Education, Life Lessons

Great Professional Development — and No, I Don’t Even Mean The Drinking Kind

Today I had a very exciting day of Professional Development.  — I’m not even being sarcastic.  I really had a great day in a PD workshop.  I’ll admit, part of that goodness is the fact that I had a “kid-free” day.  Now, I don’t mean to sound like I don’t like being with my kids.  That’s not the case at all.  But being with my kids every single day, good and bad, can be wearisome.  When I am running around like a crazy person, finishing plans, writing PEPs, entering grades, attending PLC meetings, grade level meetings, parent-teacher meetings, intervention meetings, IB meetings, and PD workshops – it is easy to get run down.  When I am getting up at the crack of freakin dawn to work over-12-hour days with literally no breaks (nope, not even lunch breaks), and then you throw in thirty adolescent girls and boys with language and ability challenges, motivational issues, family and home life crises, social dramas and mood swings, it is easy to forget what I like about teaching.  And that is a whole lot of effort to put in to something I’m not really caring for.  At that point, we’ve reached a real problem.

So, the point is, it is nice to have a day away–to recharge, to remember what I like about teaching, and to see someone else doing it.  Aside from the “recharge” value of the day off, it was really nice to hear from other teachers who are facing the same challenges I am.  It was a relief to know that it’s not just me, that I don’t just suck at teaching (seriously, that was a real concern).  It was also great to spend some time in someone else’s classroom, to see what other teachers are doing and how they are doing it.  The “Master Teacher” we observed to day was so impressive. The way she interacted with students and the way students behaved in her classroom–it was so quiet and calm and orderly.  I dream of having a class like that!!! But like she said, they didn’t come to her that way.  She had to teach that behavior and it took time and practice.  Thus–there is hope for us all!


Something I found quite interesting: Several of the teachers at this workshop were from my own school.  They teach a different grade level, but their rooms are just down the hall from me.  I was shocked as I listened to them recount their experiences so far this year.  They said they felt “alone,” “abandoned,” were “drowning.”  They felt like the administration was not providing them support, was overly critical, was even disrespectful in the way they addressed the teachers.  Seriously, I was shocked as I listened.  I had been telling my family, my friends, etc. how lucky I felt to be in a school that was providing me so much support.
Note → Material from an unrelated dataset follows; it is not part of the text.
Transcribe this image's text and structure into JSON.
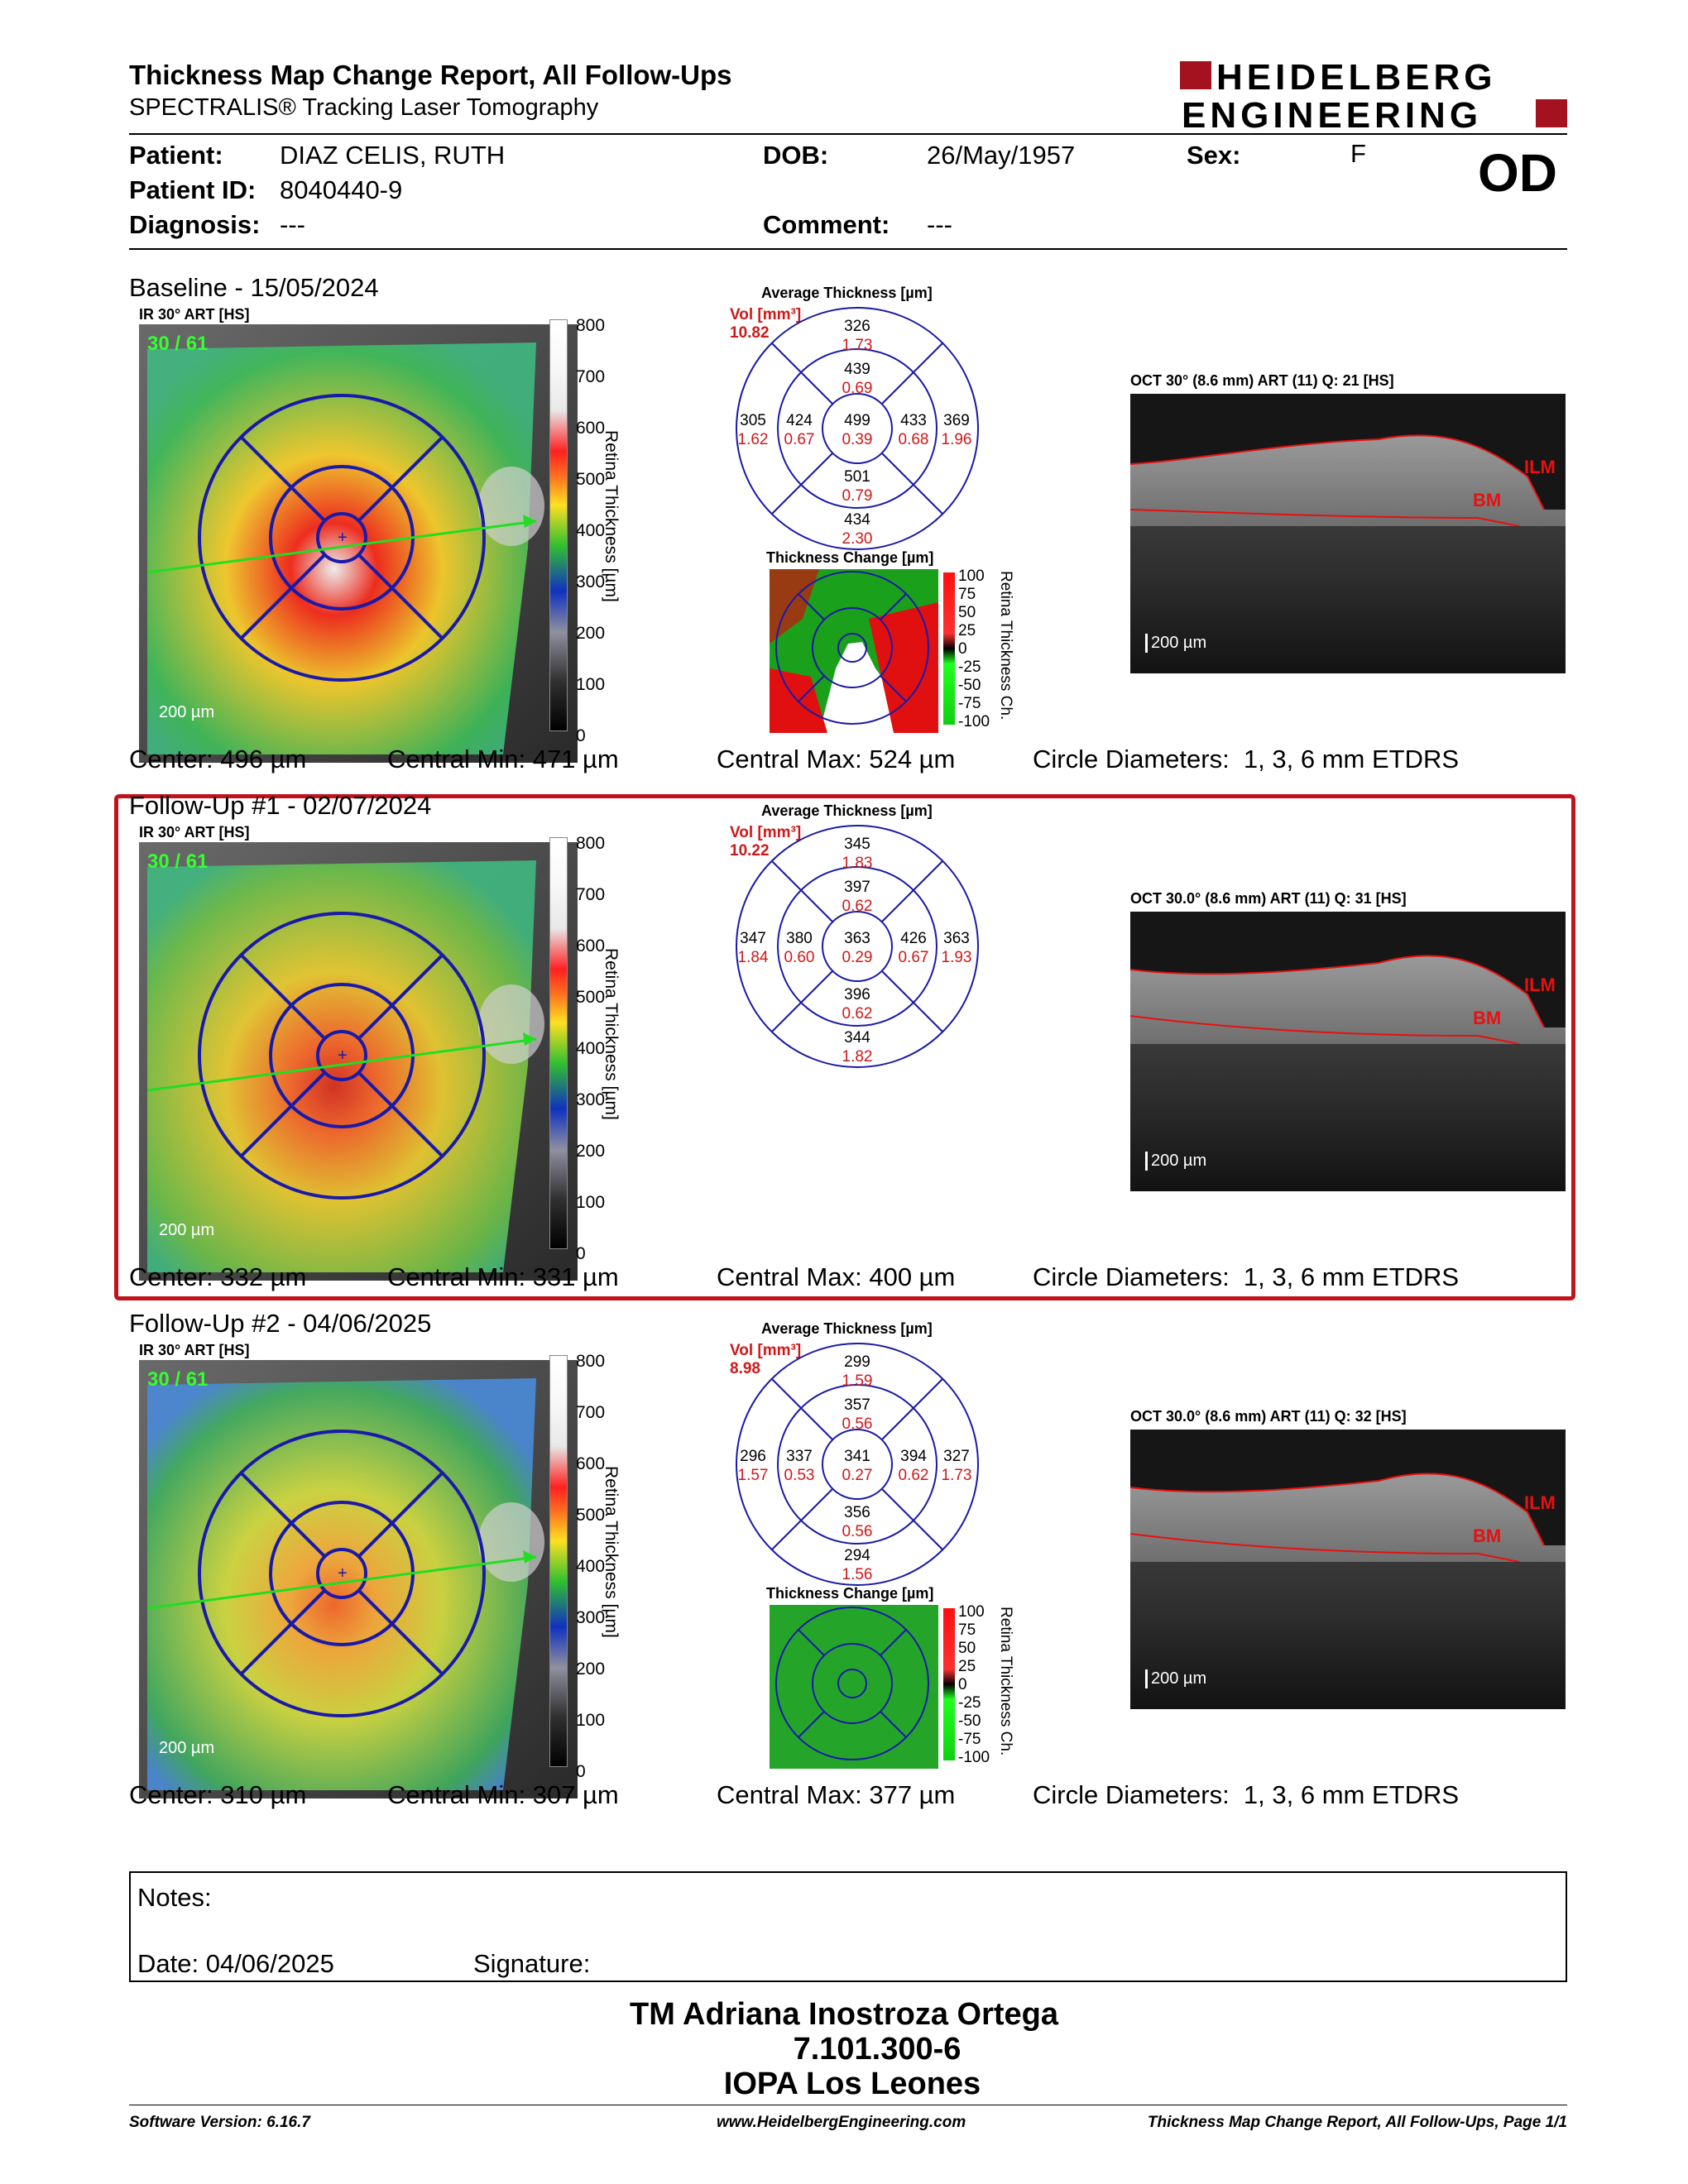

Between my Assistant Principal, the Literacy Facilitator, and the few veteran teachers on my content PLCs, I always had someone to turn to–and someone who really knew what they were doing.  While I had once felt like those teachers at the workshop (just a few weeks ago), my experience has really turned around.  I mean, I’m not going to argue–my classes definitely need fine-tuning. A lot of it. That said, I am able to teach now, and I don’t leave work frustrated and tired with a headache and sore throat.  Having come so far as a result of the support I have received, it is crazy to me that someone just a few doors down is having such a different experience.  It definitely has made me appreciate what I have, and I’ll be sending several thank-you notes tomorrow!

Additionally, listening to these concerns many teachers are having with their administrators has been a big reminder that “honey attracts more flies than vinegar.” (Is that the correct saying? You know what I mean.)  Encouragement and praise are much better motivators than criticism–not just for kids but also for adults.  I know when I receive praise, I find myself working harder just to make sure I am deserving of it.  Criticism, on the other hand, can just break you down.  Considering the nightmare of my first student teaching experience, I of all people should remember that (by the time I finished student teaching, I had decided I never wanted to teach again–and this was not at all the result of the students I taught but rather the teacher I worked with).  Anyhoo, it was a good reminder, and all in all, a very worthwhile PD Day!